Essa percepção ganhou outra dimensão depois de uma experiência que ultrapassou o ambiente empresarial. Durante cerca de dois anos, enfrentou um grave problema de saúde, passou por quatro procedimentos cirúrgicos e chegou a ficar 70 dias internado. Houve momentos, conta, em que teve dúvidas se sobreviveria. Acostumado a participar diretamente da construção e das decisões de seus negócios, precisou se afastar da rotina e, à distância, constatou que as estruturas que havia ajudado a criar continuavam funcionando sem sua presença cotidiana.

O período reforçou uma convicção que hoje associa diretamente à liderança: formar pessoas e compartilhar conhecimento é também preparar um negócio para não depender de quem o criou. Perceber que as atividades continuavam mesmo durante sua ausência foi, para ele, uma confirmação de que, ao longo dos anos, havia conseguido distribuir conhecimento. “O conhecimento só serve para ser distribuído, ele não serve para ser centralizado”, coloca. E resume a ideia em outra frase: “Ninguém faz nada sozinho.”

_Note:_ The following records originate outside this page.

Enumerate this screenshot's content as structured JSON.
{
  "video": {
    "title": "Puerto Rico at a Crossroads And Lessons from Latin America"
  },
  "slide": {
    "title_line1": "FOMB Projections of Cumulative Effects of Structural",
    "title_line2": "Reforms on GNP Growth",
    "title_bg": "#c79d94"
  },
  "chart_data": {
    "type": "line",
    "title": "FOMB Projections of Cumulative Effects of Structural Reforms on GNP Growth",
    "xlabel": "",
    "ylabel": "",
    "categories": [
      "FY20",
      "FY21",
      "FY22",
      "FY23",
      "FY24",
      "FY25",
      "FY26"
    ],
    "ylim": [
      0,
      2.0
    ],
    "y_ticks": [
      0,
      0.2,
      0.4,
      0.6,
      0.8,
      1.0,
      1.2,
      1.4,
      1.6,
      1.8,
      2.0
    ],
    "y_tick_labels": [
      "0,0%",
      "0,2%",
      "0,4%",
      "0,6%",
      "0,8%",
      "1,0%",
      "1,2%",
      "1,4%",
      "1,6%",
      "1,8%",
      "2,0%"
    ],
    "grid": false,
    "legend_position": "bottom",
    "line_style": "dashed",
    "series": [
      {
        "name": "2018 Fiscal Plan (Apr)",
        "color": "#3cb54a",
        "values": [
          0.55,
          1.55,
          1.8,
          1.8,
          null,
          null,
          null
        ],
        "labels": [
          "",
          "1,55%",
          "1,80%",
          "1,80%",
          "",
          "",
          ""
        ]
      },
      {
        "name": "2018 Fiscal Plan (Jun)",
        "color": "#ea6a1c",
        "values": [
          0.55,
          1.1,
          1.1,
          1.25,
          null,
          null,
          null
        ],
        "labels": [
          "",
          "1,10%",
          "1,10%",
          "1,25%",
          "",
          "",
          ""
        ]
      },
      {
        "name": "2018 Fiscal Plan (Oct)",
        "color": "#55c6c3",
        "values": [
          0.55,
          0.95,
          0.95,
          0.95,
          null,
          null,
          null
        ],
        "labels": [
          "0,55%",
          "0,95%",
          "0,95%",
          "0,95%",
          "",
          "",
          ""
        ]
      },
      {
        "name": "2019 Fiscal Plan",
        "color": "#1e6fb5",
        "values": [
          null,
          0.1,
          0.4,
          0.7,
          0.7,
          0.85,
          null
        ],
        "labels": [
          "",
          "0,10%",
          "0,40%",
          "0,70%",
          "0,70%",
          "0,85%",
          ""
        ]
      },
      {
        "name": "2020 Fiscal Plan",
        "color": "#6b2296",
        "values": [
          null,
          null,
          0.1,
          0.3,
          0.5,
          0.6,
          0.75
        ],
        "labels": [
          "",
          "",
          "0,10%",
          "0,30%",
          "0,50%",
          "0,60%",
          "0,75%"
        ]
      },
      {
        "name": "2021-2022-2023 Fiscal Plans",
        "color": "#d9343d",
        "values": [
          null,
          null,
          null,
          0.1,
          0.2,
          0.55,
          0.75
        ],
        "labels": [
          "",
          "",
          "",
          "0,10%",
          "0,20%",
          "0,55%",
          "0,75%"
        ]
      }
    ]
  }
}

A experiência pessoal também ajuda a explicar por que ele prioriza a humildade entre as características mais relevantes de um líder. O empresário associa o termo à possibilidade de reconhecer que trajetória e posição hierárquica não tornam ninguém dono das melhores respostas. Estar aberto à opinião alheia é parte do próprio processo de evolução. “A capacidade de aprender se concretiza na capacidade de escutar sempre e respeitar sempre a opinião alheia. Isso inclui desde um motorista de aplicativo, de táxi, até o CEO de uma grande companhia.”

Tecnologia sem pessoas não sustenta vantagem competitiva

A defesa da escuta também ganha outra perspectiva em um ambiente cada vez mais influenciado pela inteligência artificial e automação. Carlos Santana fez carreira em negócios fortemente ligados à tecnologia, mas rejeita a ideia de que ela, isoladamente, sustente uma vantagem competitiva. “A tecnologia, pela tecnologia, é uma commodity. Antes de sermos tecnológicos, somos humanos”, diz. Ele considera que nenhuma ferramenta substitui a necessidade de formar pessoas capazes de interpretar cenários e tomar decisões, combinação que pretende preservar nos novos projetos que estuda nas áreas de trânsito e mobilidade.

A vivência acumulada também alterou a forma como ele olha para o risco. Carlos Santana recorre a Virgílio para resumir essa relação: “A fortuna favorece os audazes”. Para ele, experiência não significa deixar de arriscar, mas fazê-lo a partir do conhecimento acumulado, o que minimiza o erro sem eliminá-lo. “Quando se assume risco, você põe o foco naquilo que você já tem de conhecimento acumulado, porque aí o erro fica minimizado, embora ele sempre vá acontecer.”

O passo mais difícil para o fundador

Depois de mais de duas décadas empreendendo, Carlos Santana não associa maturidade empresarial a ter mais respostas. Associa à capacidade de continuar aprendendo, ouvir quem está ao redor e reconhecer quando é hora de recuar.

Para ele, o desafio do fundador não está apenas em construir um negócio capaz de crescer, mas em criar as condições para que esse crescimento não dependa exclusivamente de sua presença. É nesse ponto que a síndrome do protagonismo se instala. Construir algo relevante exige assumir a frente; fazer esse negócio continuar crescendo pode exigir aprender a dividi-la, e reconhecer isso, para muitos fundadores, é o passo mais difícil.